Un spectacle comme une confidence qui nous parle tout près, dans le creux de l’intime, dans nos souvenirs oubliés, ou proche de nos craintes. Un spectacle qui éclate comme une clameur déchirante, joué par un musicien et une comédienne avec l’élégance précise et crue des mots de l’autrice Annie Ernaux. Un spectacle qui nous parle d’une femme et de son état, juste après la séparation avec son amant.
Cette femme, c’est elle, c’est lui, c’est nous. Ce sont tous ces êtres qui se sont aimés et qui, le temps venu des habitudes, des certitudes et de l’accalmie des passions, ne s’aiment plus autant ou plus du tout sans savoir ou pouvoir se le dire vraiment. Alors, le risque est grand de céder la place aux ressentiments, aux rancœurs aigries de la déchirure, d’y penser jusqu’à troubler les actions et obnubiler la vie.
Pour elle, la jalousie survient aussitôt qu’elle apprend qu’il se met en couple avec une autre. La jalousie s’installe jusqu’à l’envahir. Une jalousie qui bouscule tout son être et occupe totalement sa pensée. Comme une compagnie encombrante dont on ne peut se défaire ou un fantôme omniprésent qui ressurgit à chaque fois pour hanter.
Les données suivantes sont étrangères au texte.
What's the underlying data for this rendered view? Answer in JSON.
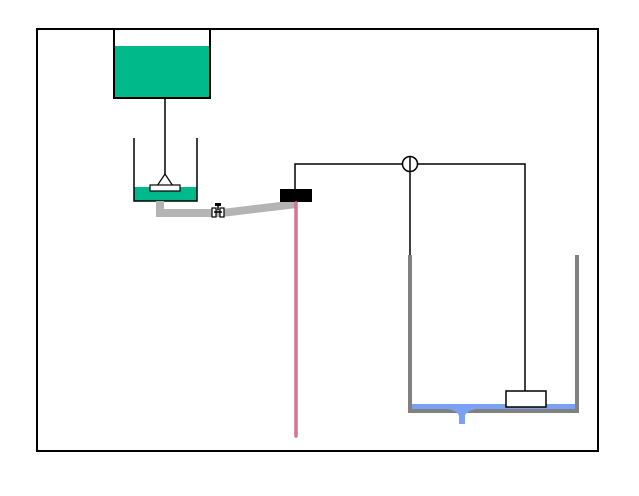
{
  "diagram": {
    "colors": {
      "background": "#ffffff",
      "frame": "#000000",
      "liquid_green": "#00b98a",
      "pipe_gray": "#b4b4b4",
      "tank_gray": "#808080",
      "pink_wire": "#d97096",
      "water_blue": "#7ba2f2",
      "block": "#000000"
    },
    "components": [
      "top-reservoir",
      "float-chamber",
      "float-valve",
      "connecting-pipe",
      "pipe-valve",
      "black-junction-block",
      "pink-vertical-tube",
      "pulley-wheel",
      "string-line",
      "right-tank",
      "water-layer",
      "drain-outlet",
      "float-block"
    ]
  }
}
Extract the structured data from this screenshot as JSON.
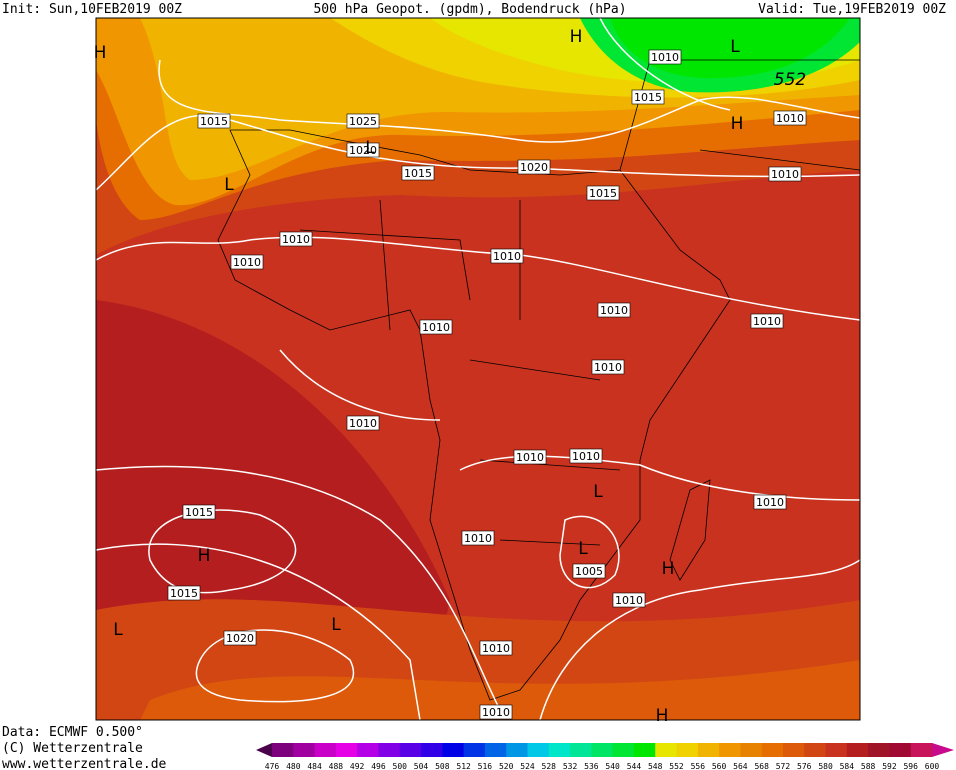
{
  "header": {
    "init": "Init: Sun,10FEB2019 00Z",
    "title": "500 hPa Geopot. (gpdm), Bodendruck (hPa)",
    "valid": "Valid: Tue,19FEB2019 00Z"
  },
  "isobar_labels": [
    "1015",
    "1025",
    "1020",
    "1015",
    "1020",
    "1015",
    "1010",
    "1015",
    "1010",
    "1010",
    "1010",
    "1010",
    "1010",
    "1010",
    "1010",
    "1010",
    "1010",
    "1010",
    "1010",
    "1010",
    "1010",
    "1015",
    "1010",
    "1005",
    "1015",
    "1010",
    "1020",
    "1010",
    "1010"
  ],
  "contour_label": "552",
  "pressure_centers": [
    "H",
    "H",
    "L",
    "H",
    "L",
    "L",
    "L",
    "H",
    "L",
    "H",
    "L",
    "L",
    "H"
  ],
  "footer": {
    "data": "Data: ECMWF  0.500°",
    "copyright": "(C) Wetterzentrale",
    "url": "www.wetterzentrale.de"
  },
  "colorbar": {
    "ticks": [
      476,
      480,
      484,
      488,
      492,
      496,
      500,
      504,
      508,
      512,
      516,
      520,
      524,
      528,
      532,
      536,
      540,
      544,
      548,
      552,
      556,
      560,
      564,
      568,
      572,
      576,
      580,
      584,
      588,
      592,
      596,
      600
    ],
    "colors": [
      "#7d007d",
      "#a000a0",
      "#c800c8",
      "#e600e6",
      "#b400e6",
      "#8200e6",
      "#5a00e6",
      "#3200e6",
      "#0000e6",
      "#0032e6",
      "#0064e6",
      "#0096e6",
      "#00c8e6",
      "#00e6c8",
      "#00e696",
      "#00e664",
      "#00e632",
      "#00e600",
      "#e6e600",
      "#f0d200",
      "#f0b400",
      "#f09600",
      "#e68200",
      "#e66e00",
      "#dc5a0a",
      "#d24614",
      "#c8321e",
      "#b41e1e",
      "#a01428",
      "#a00a32",
      "#c8145a"
    ],
    "low_color": "#4b004b",
    "high_color": "#c80a8c"
  }
}
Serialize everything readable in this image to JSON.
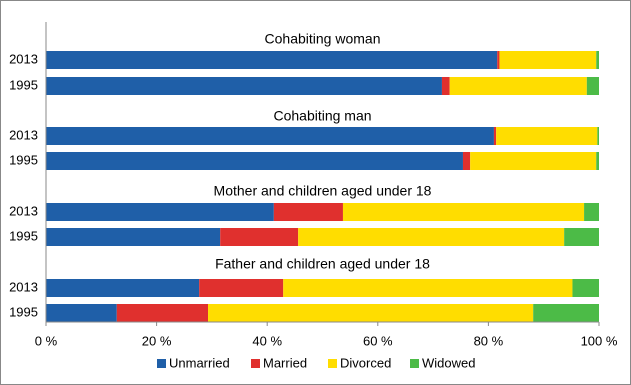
{
  "chart_data": {
    "type": "stacked-bar-horizontal",
    "group_titles": [
      "Cohabiting woman",
      "Cohabiting man",
      "Mother and children aged under 18",
      "Father and children aged under 18"
    ],
    "categories": [
      "2013",
      "1995",
      "2013",
      "1995",
      "2013",
      "1995",
      "2013",
      "1995"
    ],
    "series": [
      {
        "name": "Unmarried",
        "color": "#1f5fa8",
        "values": [
          81.6,
          71.6,
          81.0,
          75.4,
          41.2,
          31.5,
          27.7,
          12.8
        ]
      },
      {
        "name": "Married",
        "color": "#e0302e",
        "values": [
          0.4,
          1.4,
          0.4,
          1.3,
          12.5,
          14.1,
          15.2,
          16.5
        ]
      },
      {
        "name": "Divorced",
        "color": "#ffdd00",
        "values": [
          17.5,
          24.8,
          18.3,
          22.8,
          43.6,
          48.1,
          52.3,
          58.8
        ]
      },
      {
        "name": "Widowed",
        "color": "#4cbb47",
        "values": [
          0.5,
          2.2,
          0.3,
          0.5,
          2.7,
          6.3,
          4.8,
          11.9
        ]
      }
    ],
    "xlim": [
      0,
      100
    ],
    "xticks": [
      {
        "value": 0,
        "label": "0 %"
      },
      {
        "value": 20,
        "label": "20 %"
      },
      {
        "value": 40,
        "label": "40 %"
      },
      {
        "value": 60,
        "label": "60 %"
      },
      {
        "value": 80,
        "label": "80 %"
      },
      {
        "value": 100,
        "label": "100 %"
      }
    ],
    "legend": "bottom"
  }
}
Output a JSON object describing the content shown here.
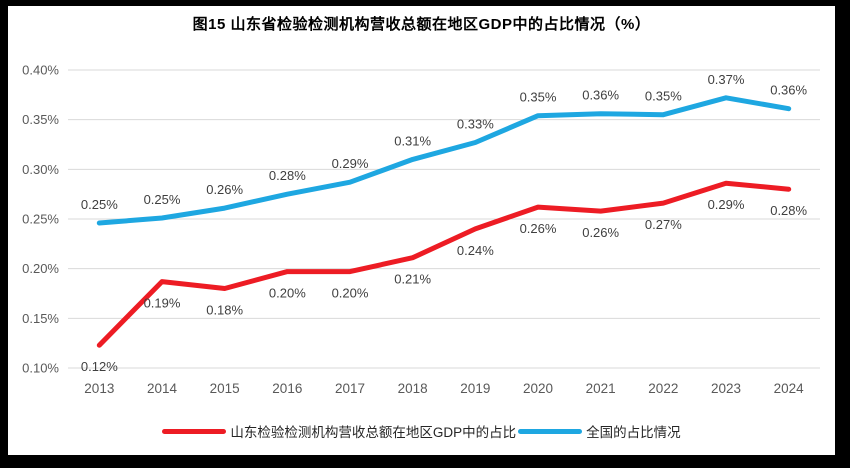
{
  "title": "图15  山东省检验检测机构营收总额在地区GDP中的占比情况（%）",
  "chart_data": {
    "type": "line",
    "title": "图15  山东省检验检测机构营收总额在地区GDP中的占比情况（%）",
    "categories": [
      "2013",
      "2014",
      "2015",
      "2016",
      "2017",
      "2018",
      "2019",
      "2020",
      "2021",
      "2022",
      "2023",
      "2024"
    ],
    "series": [
      {
        "name": "山东检验检测机构营收总额在地区GDP中的占比",
        "color": "#ED1C24",
        "values": [
          0.12,
          0.19,
          0.18,
          0.2,
          0.2,
          0.21,
          0.24,
          0.26,
          0.26,
          0.27,
          0.29,
          0.28
        ],
        "plot_values": [
          0.123,
          0.187,
          0.18,
          0.197,
          0.197,
          0.211,
          0.24,
          0.262,
          0.258,
          0.266,
          0.286,
          0.28
        ],
        "labels": [
          "0.12%",
          "0.19%",
          "0.18%",
          "0.20%",
          "0.20%",
          "0.21%",
          "0.24%",
          "0.26%",
          "0.26%",
          "0.27%",
          "0.29%",
          "0.28%"
        ],
        "label_position": "below"
      },
      {
        "name": "全国的占比情况",
        "color": "#1EA7E1",
        "values": [
          0.25,
          0.25,
          0.26,
          0.28,
          0.29,
          0.31,
          0.33,
          0.35,
          0.36,
          0.35,
          0.37,
          0.36
        ],
        "plot_values": [
          0.246,
          0.251,
          0.261,
          0.275,
          0.287,
          0.31,
          0.327,
          0.354,
          0.356,
          0.355,
          0.372,
          0.361
        ],
        "labels": [
          "0.25%",
          "0.25%",
          "0.26%",
          "0.28%",
          "0.29%",
          "0.31%",
          "0.33%",
          "0.35%",
          "0.36%",
          "0.35%",
          "0.37%",
          "0.36%"
        ],
        "label_position": "above"
      }
    ],
    "ylim": [
      0.1,
      0.4
    ],
    "yticks": [
      "0.10%",
      "0.15%",
      "0.20%",
      "0.25%",
      "0.30%",
      "0.35%",
      "0.40%"
    ],
    "grid": true,
    "legend_position": "bottom",
    "xlabel": "",
    "ylabel": "",
    "axis_color": "#595959",
    "gridline_color": "#D9D9D9",
    "label_color": "#3F3F3F"
  }
}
Sentiment oublié venu de l’enfance où la peur de ne plus être celle ou celui qui compte avant les autres revient nous faire tourner la tête… Sentiment fort de ne plus posséder l’amour, de ne plus se sentir désiré·e et ce, même si l’on n’aime plus… Ah qu’il est redoutable d’aimer tant il peut être douloureux de ne plus aimer ou être aimé !
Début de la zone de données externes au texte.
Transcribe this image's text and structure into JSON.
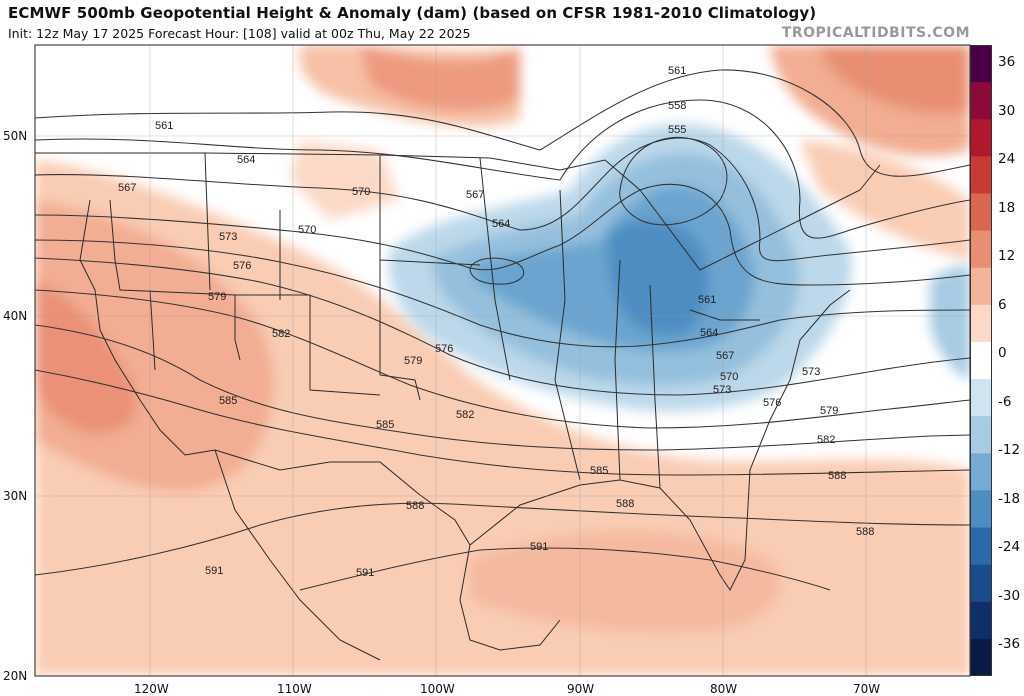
{
  "header": {
    "title": "ECMWF 500mb Geopotential Height & Anomaly (dam) (based on CFSR 1981-2010 Climatology)",
    "subtitle": "Init: 12z May 17 2025   Forecast Hour: [108]   valid at 00z Thu, May 22 2025",
    "brand": "TROPICALTIDBITS.COM"
  },
  "map": {
    "lat_labels": [
      "50N",
      "40N",
      "30N",
      "20N"
    ],
    "lon_labels": [
      "120W",
      "110W",
      "100W",
      "90W",
      "80W",
      "70W"
    ],
    "contour_labels": [
      "561",
      "564",
      "567",
      "570",
      "573",
      "576",
      "579",
      "582",
      "585",
      "588",
      "591",
      "561",
      "564",
      "567",
      "570",
      "573",
      "576",
      "579",
      "582",
      "585",
      "588",
      "591",
      "555",
      "558",
      "561",
      "564",
      "567",
      "570",
      "573",
      "576",
      "579",
      "582",
      "585",
      "588",
      "588",
      "591"
    ]
  },
  "colorbar": {
    "ticks": [
      "36",
      "30",
      "24",
      "18",
      "12",
      "6",
      "0",
      "-6",
      "-12",
      "-18",
      "-24",
      "-30",
      "-36"
    ],
    "colors": [
      "#4a0045",
      "#8c0a3a",
      "#b0182e",
      "#c83a35",
      "#d9674f",
      "#e88e72",
      "#f4b49a",
      "#fbd9c6",
      "#ffffff",
      "#cfe3f0",
      "#a6cbe3",
      "#75abd3",
      "#4d8dc1",
      "#2b6aa9",
      "#1a4b8b",
      "#0f2f68",
      "#0a1a45"
    ]
  }
}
Mais quelle est cette jalousie qui explose devant nous ? Ravages de la culpabilité, blessures de la solitude, colères de ne pas savoir qui prend la place, sa place ?
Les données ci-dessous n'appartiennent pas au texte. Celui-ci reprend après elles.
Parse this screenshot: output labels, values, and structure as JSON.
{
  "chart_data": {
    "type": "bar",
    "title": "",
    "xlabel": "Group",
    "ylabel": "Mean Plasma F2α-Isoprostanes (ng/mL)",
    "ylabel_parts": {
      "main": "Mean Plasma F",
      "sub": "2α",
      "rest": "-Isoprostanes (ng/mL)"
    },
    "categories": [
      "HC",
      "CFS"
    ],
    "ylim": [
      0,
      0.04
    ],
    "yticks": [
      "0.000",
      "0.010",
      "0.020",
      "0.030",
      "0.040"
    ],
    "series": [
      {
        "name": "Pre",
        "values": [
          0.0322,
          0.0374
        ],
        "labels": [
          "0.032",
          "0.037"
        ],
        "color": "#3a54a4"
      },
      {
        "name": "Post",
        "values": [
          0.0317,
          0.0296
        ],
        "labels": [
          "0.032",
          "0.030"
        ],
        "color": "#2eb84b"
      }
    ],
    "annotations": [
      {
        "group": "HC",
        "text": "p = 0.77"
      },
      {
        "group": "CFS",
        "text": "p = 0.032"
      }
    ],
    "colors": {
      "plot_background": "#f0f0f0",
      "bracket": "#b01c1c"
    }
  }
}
« La jalousie est, comme le deuil, un affect normal. Si elle fait défaut, c’est qu’elle a été l’objet d’un puissant refoulement. Elle joue alors dans l’inconscient un rôle d’autant plus grand » écrivait Freud.
Il est vrai que ces souffrances décrites et vécues ô combien intensément semblent proches de celles qui commencent un deuil. Annoncent-t-elles alors une espérance de résilience ? L’occupation qu’impose cette jalousie serait-elle l’ultime soubresaut d’un amour qui meurt ? Que lui faudra-t-il faire pour terminer ce deuil ? Avec ses armes sans doute et sans ces pleurs et ces cris assurément ?
Pierre Pradinas a soigné la théâtralité du spectacle pour que nous soyons au-delà du roman, dans cet espace particulier de la catharsis de la représentation où les mots, les images, les mouvements et les sons rencontrent notre imaginaire et le laisse nous parler. L’ambiance créée à partir d’images vidéo devient peu à peu enveloppante. La musique sort assez vite de l’écueil du bruitage et vient prendre toute la place pour illustrer et accompagner la force des propos.
Romane Bohringer illumine le plateau de sa présence. Sa parole, son corps et son charisme nous saisissent aussitôt et nous emportent dans ce récit intime et pulsionnel avec toute l’intensité passionnelle d’une femme qui se dévoile pour se délivrer. Une incarnation totale et troublante que la comédienne offre à nos émotions. Du très bel art !
Un prenant et beau temps de théâtre à partir d’un captivant et beau texte, sublimés par une interprétation magistrale. Je recommande vivement.
Spectacle vu le 4 octobre 2018,
Frédéric Perez
Texte d’Annie Ernaux (publié aux éditions Gallimard). Mise en scène de Pierre Pradinas assisté par Aurélien Chaussade et Marie Duliscouët. Musique Originale de Christophe « Disco » Minck. Scénographie de Orazio Trotta et Simon Pradinas. Lumières de Orazio Trotta. Images de Simon Pradinas. Son de Frédéric Bures. Maquillage et coiffure de Catherine Saint-Sever.
Avec Romane Bohringer et Christophe « Disco » Minck.